In my earlier tips, I talked about the Data Quality Service (DQS) in SQL Server 2012, which helps ensure data integrity and quality by data profiling, matching, cleansing, correcting and monitoring overall status of the data cleansing process. We also talked about using the interactive Data Quality Client tool and in this tip we will walk through how to do data cleansing in a automated mode.
Data Quality Service (DQS) has a SSIS component which you can use for automating the data cleansing process or if you want to run it in batch mode (versus interactively in the Data Quality Client tool).
Before you can start using the Data Cleansing component in SSIS, you need to make sure you have already created and published a knowledge base for cleansing your source data. To learn more about the knowledge base or knowledge discovery and the process of creating a knowledge base, refer to my earlier tip in this series.

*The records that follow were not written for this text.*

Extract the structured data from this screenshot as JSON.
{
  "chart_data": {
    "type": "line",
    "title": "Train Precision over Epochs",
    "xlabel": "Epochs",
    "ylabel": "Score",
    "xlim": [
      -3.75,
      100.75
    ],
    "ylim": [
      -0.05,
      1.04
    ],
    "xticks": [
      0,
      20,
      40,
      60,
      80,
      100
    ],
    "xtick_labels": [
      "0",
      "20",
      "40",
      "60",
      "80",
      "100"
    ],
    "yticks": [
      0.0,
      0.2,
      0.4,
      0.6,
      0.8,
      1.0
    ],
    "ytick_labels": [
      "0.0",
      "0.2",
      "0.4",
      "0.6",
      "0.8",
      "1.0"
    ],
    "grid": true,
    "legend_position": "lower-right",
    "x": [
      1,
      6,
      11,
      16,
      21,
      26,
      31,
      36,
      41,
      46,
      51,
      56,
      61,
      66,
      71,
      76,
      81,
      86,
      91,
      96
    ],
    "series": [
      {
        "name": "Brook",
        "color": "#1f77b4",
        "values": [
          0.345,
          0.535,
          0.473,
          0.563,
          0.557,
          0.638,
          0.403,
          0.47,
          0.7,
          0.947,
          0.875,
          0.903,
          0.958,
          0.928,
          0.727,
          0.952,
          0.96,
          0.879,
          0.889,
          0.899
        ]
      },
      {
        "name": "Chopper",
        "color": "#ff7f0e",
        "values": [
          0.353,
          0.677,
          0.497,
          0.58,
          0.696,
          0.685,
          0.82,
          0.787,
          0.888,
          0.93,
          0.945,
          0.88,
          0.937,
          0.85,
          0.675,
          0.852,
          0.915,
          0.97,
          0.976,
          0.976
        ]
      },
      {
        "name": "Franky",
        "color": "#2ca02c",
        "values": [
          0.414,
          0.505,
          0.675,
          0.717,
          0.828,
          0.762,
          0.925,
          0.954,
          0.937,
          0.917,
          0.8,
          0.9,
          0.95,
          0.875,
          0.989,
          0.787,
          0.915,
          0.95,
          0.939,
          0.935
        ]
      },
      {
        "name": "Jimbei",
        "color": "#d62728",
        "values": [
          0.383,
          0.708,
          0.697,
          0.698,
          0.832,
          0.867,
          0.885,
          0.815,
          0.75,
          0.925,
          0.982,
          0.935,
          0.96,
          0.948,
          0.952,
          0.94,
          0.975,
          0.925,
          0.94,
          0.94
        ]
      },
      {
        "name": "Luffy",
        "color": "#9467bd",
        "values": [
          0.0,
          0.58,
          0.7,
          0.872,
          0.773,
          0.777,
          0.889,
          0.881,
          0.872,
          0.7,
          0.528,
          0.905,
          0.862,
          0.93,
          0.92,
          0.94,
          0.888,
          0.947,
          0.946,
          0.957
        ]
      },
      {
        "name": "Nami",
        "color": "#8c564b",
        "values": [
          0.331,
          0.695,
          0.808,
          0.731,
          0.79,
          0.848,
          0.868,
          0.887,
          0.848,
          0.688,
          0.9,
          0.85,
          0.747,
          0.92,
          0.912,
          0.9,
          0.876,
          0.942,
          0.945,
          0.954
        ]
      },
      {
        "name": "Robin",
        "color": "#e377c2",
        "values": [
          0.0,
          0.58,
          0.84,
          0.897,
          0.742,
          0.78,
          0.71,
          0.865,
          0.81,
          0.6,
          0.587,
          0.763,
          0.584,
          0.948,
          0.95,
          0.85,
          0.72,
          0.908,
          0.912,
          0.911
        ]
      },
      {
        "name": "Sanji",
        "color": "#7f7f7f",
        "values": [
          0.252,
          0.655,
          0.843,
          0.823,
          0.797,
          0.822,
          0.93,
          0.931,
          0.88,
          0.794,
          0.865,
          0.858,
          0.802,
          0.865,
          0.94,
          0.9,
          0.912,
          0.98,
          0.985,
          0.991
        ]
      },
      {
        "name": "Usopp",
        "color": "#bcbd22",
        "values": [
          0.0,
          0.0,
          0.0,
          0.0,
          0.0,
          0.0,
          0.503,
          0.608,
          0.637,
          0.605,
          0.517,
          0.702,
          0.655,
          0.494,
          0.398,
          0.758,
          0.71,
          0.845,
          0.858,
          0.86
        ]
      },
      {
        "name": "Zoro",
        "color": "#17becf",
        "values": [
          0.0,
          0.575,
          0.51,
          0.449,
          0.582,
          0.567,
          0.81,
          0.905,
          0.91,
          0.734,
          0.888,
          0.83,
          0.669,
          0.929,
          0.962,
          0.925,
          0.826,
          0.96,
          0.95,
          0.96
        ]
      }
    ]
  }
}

Please note, this data cleansing component is a SSIS component which can be installed and run on the same machine or on a different machine than the DQS server. This component works like a client and requires DQS Server for performing data cleansing operations. To learn more about DQS installation and configuration, please refer to my first tip in this series.
As you can see below, the SSIS component reads data from the source, sends it to the DQS Server for data cleansing and correction and writes the output to the destination. It also includes additional columns to indicate whether the value was already correct, was corrected by DQS, if any other value was suggested or the value was an invalid/unknown value.
(Image source is from Gadi Peleg's presentation available here)
GGetting started with the DQS cleansing component in SSIS
I am assuming you have basic understanding of SSIS and you are aware of how to create a simple package in SSIS, if not please refer to this tutorial.
CCreate a SSIS package and drag a data flow task from the Toolbox on to the Control Flow; double click on data flow task to open the task in data flow pane. In the Toolbox of the data flow pane you will notice a new component (DQS Cleansing) appears as shown below:
Before we begin using this component, we need to first select/specify the data source which needs to be cleansed, in my case I have a csv file (incorrect values have been highlighted here for clarity) with this data, which I want to cleanse, as shown below:
In this example I am going to use the same knowledge base (TitleDomain) which I created in my last tip of this series and which has these entries, as shown below, for valid Title domain:
Now coming back to the data source for data cleansing, I have defined a flat file connection manager as shown below, for the above "csv" file:
Now drag a Data Cleansing component from the Toolbox on to the data flow pane, drag the green arrow icon to the component from the flat file source and right click -> Edit on the Data Cleansing component as shown below:
In the Connection Manager page of DQS Cleansing Transformation Editor, you need to either specify or create a new connection manager (a new type of connection manager introduced with this release to connect to DQS Server) that connects to DQS Server where you have created the knowledge base for use, you can click on the Test Connection button to verify the connection is valid:
Once connected to the DQS Server, the data quality knowledge base combo-box will display all the published knowledge bases available on the DQS Server. Select the appropriate one and then go to the Mapping page:
On the Mapping page, select the source/input columns to be cleansed and select the appropriate domain (will be contained in the knowledge base which you selected in last step) for each column in the bottom grid as you can see below. I want to cleanse the Title column of the source and hence I have selected the Title domain (available in the knowledge base) to be used for cleansing the incoming titles:
The DQS Cleansing component adds a column called [Record Status] which indicates what operation has been taken by the DQS Server for each value. For example, if the value was already correct or corrected by DQS; if not then if there is any suggestion or it is invalid for the domain or an unknown value which is not in the domain and does not match with the domain rules:
You need to use a Conditional Split Transformation for splitting the output from the DQS Cleansing component based on the values of the [Record Status] column as shown below. Correct and Corrected values can be combined together (using Union All Transformation) and written directly to the destination whereas Autosuggested, Invalid or Unknown values can be combined and written to an intermediate table, so those values can be manually fixed before writing to the destination (or the knowledge base can be enhanced to include these additional values or updated for existing values so that manual fixing can be minimized):
When you run the above package, you will notice that 10 records come from the source, out of the 10 records, five are correct, one gets corrected, two are autosuggested and two values are unknown as shown below:
In this tip, I demonstrated how you can use the SSIS transformation component to do data cleansing in a batch/automated mode. If you want to learn more about creating a knowledge base and doing the cleansing in an interactive mode using the Data Quality Client tool, refer to my earlier tips in the series.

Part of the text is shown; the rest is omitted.